Durante o encontro, os imigrantes puderam compartilhar suas histórias. Muitos ainda encontram dificuldade na língua portuguesa. Então, Encelot Joachin, 35 anos, que está no Brasil há sete anos, mediou a comunicação durante o evento. Nas manifestações, houve denúncias de preconceito. Como proprietários e imobiliárias que se negam a alugar casa para quem vem do Haiti ou empresas que fecham as portas para os imigrantes.

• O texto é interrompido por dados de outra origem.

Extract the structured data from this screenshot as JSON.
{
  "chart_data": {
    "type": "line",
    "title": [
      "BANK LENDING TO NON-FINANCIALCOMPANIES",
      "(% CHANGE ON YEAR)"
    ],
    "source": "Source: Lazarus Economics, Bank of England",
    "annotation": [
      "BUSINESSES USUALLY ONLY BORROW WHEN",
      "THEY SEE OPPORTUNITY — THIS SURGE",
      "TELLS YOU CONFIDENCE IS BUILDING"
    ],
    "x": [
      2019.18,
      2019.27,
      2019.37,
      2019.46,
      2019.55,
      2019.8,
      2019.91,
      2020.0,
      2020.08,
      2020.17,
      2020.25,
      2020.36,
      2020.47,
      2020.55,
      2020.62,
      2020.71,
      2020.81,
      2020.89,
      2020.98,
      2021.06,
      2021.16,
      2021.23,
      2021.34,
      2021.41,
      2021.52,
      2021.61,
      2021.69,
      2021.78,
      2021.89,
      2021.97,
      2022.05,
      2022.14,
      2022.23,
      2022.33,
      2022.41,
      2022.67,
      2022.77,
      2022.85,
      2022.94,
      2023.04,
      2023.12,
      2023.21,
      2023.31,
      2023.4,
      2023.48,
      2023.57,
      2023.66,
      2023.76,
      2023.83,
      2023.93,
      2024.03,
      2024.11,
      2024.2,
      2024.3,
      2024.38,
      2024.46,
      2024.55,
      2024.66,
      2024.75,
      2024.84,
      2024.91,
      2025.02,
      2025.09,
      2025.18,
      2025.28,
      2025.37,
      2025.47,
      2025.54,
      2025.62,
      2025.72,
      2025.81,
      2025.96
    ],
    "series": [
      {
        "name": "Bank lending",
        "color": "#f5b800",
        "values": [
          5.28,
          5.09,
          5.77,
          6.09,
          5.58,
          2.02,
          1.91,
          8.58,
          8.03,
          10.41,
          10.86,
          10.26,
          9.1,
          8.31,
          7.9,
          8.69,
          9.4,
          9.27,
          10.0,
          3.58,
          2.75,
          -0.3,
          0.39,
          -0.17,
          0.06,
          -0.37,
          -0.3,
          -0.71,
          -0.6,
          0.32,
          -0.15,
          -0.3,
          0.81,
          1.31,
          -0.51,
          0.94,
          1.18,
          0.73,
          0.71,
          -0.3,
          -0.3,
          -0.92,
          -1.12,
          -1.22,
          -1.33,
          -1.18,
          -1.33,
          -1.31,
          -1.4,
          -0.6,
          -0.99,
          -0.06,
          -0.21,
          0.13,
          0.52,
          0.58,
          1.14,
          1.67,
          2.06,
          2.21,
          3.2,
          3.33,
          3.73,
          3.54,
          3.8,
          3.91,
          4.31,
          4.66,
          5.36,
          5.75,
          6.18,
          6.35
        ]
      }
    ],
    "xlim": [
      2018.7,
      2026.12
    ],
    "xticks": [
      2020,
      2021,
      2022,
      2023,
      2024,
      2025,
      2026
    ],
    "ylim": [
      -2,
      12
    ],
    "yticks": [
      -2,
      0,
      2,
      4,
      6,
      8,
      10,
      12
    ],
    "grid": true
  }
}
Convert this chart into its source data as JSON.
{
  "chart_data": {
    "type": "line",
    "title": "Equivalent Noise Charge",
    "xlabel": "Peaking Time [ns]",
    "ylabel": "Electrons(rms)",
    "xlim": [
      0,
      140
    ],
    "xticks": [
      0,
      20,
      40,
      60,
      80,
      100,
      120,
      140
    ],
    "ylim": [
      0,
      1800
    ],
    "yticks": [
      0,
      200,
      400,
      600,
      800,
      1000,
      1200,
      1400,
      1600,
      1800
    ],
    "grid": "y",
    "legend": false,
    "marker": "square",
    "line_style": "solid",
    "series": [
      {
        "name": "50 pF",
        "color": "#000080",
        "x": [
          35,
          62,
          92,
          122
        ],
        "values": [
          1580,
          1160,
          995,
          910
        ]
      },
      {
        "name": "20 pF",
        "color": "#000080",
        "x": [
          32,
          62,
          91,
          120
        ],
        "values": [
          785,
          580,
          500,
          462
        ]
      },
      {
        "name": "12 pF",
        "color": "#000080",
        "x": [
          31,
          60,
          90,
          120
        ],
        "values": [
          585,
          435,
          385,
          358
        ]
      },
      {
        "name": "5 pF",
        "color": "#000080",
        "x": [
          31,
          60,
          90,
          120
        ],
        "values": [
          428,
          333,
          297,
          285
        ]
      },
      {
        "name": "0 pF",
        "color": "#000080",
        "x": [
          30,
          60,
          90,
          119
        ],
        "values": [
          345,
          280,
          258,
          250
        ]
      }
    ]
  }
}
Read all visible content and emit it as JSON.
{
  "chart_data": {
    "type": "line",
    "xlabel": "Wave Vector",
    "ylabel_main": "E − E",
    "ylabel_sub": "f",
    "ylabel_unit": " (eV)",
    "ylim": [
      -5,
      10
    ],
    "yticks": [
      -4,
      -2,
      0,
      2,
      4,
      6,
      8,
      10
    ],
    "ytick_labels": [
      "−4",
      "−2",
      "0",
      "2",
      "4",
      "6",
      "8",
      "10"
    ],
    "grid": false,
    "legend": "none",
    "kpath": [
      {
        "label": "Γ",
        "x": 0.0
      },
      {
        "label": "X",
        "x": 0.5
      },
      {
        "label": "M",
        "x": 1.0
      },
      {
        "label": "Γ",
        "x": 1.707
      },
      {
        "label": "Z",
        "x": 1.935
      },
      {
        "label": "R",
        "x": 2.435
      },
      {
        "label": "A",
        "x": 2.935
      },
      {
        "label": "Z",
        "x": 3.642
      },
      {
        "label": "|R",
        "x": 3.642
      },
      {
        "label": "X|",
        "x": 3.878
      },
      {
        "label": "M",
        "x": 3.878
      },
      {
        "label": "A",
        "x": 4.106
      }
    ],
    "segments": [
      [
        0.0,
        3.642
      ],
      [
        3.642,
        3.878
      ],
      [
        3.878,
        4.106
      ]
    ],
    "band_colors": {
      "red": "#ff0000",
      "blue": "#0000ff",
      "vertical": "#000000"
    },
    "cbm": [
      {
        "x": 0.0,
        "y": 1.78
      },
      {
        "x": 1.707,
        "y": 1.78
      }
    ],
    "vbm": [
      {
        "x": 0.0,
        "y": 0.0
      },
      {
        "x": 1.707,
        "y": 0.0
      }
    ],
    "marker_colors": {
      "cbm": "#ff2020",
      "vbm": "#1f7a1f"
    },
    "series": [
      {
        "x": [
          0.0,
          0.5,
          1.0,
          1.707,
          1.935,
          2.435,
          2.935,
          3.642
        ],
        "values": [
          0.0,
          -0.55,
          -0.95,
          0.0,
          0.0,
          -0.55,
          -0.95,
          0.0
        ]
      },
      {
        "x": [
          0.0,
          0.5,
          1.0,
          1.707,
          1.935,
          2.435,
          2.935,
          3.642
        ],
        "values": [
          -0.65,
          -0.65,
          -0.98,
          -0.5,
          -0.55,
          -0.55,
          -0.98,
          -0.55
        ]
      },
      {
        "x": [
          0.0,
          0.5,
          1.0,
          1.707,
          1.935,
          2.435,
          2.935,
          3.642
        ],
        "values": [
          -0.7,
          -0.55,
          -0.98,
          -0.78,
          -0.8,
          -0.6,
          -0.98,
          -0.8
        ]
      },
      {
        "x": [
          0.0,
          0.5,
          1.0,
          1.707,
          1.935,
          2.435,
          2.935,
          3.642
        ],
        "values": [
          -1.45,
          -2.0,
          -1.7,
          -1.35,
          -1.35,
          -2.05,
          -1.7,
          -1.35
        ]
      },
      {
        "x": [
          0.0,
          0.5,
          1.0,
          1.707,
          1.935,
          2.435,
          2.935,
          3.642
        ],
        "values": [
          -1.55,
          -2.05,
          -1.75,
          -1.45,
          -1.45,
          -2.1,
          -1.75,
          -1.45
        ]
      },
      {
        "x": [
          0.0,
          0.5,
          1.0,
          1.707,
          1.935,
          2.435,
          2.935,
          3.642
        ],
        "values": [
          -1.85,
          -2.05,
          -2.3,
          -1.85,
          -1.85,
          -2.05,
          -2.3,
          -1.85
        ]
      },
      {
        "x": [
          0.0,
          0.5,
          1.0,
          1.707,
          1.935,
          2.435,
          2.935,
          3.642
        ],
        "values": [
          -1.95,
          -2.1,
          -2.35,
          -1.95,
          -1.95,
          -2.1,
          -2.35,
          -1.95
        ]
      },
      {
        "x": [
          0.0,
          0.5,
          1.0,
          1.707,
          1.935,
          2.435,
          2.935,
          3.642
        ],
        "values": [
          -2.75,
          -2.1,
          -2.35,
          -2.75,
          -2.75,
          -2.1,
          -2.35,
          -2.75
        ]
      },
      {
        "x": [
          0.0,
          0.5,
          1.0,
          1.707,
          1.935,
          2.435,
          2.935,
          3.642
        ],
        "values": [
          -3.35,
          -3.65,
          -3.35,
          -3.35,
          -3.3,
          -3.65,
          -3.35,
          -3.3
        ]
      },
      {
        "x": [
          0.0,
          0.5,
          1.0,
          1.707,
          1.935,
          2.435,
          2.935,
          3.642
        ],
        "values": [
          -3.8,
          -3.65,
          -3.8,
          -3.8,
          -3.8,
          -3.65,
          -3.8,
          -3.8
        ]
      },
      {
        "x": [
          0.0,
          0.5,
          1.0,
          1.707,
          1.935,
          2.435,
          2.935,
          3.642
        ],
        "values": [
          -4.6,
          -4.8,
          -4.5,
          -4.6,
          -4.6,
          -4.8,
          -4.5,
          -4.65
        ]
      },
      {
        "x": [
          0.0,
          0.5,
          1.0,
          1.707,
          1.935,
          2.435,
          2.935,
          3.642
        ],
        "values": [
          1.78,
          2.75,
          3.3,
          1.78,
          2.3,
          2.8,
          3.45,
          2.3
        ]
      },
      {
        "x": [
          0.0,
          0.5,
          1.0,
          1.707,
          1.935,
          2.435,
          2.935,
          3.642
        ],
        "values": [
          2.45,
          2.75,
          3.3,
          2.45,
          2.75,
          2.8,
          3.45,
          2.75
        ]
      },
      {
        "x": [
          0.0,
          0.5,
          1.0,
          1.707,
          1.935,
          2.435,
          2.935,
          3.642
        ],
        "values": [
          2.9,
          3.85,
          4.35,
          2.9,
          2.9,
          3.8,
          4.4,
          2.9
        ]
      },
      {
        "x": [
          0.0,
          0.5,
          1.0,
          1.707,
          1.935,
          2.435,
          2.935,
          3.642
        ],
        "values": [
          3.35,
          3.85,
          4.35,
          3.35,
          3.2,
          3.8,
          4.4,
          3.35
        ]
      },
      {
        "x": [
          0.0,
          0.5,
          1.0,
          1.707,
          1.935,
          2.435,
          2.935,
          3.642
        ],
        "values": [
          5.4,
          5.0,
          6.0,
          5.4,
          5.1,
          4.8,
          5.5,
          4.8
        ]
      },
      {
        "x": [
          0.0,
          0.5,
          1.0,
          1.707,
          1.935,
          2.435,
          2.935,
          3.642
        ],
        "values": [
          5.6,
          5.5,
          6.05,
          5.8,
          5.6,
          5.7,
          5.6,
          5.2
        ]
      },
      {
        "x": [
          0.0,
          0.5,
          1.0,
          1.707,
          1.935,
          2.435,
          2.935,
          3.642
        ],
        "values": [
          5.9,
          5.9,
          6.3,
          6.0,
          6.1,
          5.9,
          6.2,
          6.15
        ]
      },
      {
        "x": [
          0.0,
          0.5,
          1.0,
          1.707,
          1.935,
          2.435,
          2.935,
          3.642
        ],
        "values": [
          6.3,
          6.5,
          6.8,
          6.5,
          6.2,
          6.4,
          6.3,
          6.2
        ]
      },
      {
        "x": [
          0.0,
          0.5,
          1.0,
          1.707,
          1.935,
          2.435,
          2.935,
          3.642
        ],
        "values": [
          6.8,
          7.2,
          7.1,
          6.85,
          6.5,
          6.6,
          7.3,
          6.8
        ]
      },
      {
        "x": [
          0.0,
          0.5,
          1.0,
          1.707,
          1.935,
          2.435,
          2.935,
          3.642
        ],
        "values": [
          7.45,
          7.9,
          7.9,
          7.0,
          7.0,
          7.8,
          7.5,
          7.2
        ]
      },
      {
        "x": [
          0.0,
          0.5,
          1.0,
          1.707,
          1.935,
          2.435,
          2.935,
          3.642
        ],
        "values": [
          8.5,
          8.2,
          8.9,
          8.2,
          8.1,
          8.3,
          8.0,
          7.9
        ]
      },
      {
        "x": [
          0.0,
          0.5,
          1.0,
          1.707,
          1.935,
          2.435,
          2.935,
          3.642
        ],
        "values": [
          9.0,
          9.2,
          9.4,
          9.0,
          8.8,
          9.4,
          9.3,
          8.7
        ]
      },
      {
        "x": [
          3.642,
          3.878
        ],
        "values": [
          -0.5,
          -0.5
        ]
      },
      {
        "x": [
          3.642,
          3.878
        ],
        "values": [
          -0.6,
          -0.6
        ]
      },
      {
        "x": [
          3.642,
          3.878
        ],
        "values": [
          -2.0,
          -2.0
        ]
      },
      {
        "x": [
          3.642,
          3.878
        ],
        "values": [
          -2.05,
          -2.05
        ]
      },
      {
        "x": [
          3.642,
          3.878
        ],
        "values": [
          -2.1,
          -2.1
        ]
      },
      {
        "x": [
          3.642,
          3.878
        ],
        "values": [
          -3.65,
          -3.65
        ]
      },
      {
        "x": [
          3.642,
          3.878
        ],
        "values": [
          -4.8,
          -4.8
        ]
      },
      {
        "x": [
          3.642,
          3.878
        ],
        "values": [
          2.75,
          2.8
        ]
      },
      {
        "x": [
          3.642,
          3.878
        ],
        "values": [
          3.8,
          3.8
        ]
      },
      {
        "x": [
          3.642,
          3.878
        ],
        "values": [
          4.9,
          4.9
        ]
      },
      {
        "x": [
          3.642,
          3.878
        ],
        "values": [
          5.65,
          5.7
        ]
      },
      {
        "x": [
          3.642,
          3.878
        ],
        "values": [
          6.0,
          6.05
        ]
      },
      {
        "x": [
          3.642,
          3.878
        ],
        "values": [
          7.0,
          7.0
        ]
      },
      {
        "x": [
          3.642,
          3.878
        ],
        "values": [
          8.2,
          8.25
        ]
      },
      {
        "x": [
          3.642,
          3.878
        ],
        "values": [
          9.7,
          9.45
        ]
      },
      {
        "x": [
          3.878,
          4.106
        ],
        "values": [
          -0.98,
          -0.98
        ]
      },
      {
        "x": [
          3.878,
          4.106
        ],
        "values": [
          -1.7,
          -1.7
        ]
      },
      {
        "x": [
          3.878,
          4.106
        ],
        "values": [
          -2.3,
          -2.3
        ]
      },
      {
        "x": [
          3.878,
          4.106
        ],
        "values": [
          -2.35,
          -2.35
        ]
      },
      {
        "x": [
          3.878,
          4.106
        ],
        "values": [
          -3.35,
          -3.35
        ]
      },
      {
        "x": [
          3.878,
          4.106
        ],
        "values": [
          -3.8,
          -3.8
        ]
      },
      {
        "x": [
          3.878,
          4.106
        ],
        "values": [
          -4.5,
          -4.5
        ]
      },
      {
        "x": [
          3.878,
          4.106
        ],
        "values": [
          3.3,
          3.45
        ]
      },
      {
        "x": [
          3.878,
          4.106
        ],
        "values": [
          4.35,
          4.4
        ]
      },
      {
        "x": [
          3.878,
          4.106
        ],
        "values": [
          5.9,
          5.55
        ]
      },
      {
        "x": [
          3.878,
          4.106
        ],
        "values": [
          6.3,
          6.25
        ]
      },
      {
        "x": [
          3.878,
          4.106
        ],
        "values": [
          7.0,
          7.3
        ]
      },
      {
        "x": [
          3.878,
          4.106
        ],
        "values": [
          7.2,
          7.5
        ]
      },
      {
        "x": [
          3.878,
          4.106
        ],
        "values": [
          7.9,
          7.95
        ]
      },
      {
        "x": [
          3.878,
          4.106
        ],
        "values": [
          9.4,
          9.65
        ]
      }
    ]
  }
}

Joachin também contou um pouco da sua história no Brasil. No Haiti, ele era professor de gramática francesa e história. Aqui conseguiu emprego em uma metalúrgica. “A dificuldade nos deixa, às vezes, um pouquinho triste, mas com a ajuda de cada um, esperamos fazer algo melhor. As dificuldades são enormes, a língua, questão profissional e de moradia. Esperamos que cada vez mais possamos integrar a sociedade bento-gonçalvense”, disse.

Bento pode ganhar Centro de Acolhimento

O coordenador do Movimento, Marcus Flávio Dutra Ribeiro, anunciou que Bento pode receber um Centro de Acolhimento ao Migrante, ao modelo de como funciona em Caxias do Sul. Em outubro, o projeto foi apresentado ao poder público. A presidente do Conselho Municipal dos Povos de Matriz africana, Lisiane Pires distribuiu fichas para que os haitianos pudessem preencher com suas informações pessoais, para que assim possa haver uma forma de mapeamento de quem são esses imigrantes. Ela também explicou que o Conselho conta com a ajuda de um advogado para atender os imigrantes gratuitamente, auxiliando, inclusive, com documentos para a legalização dos que ainda estão irregulares.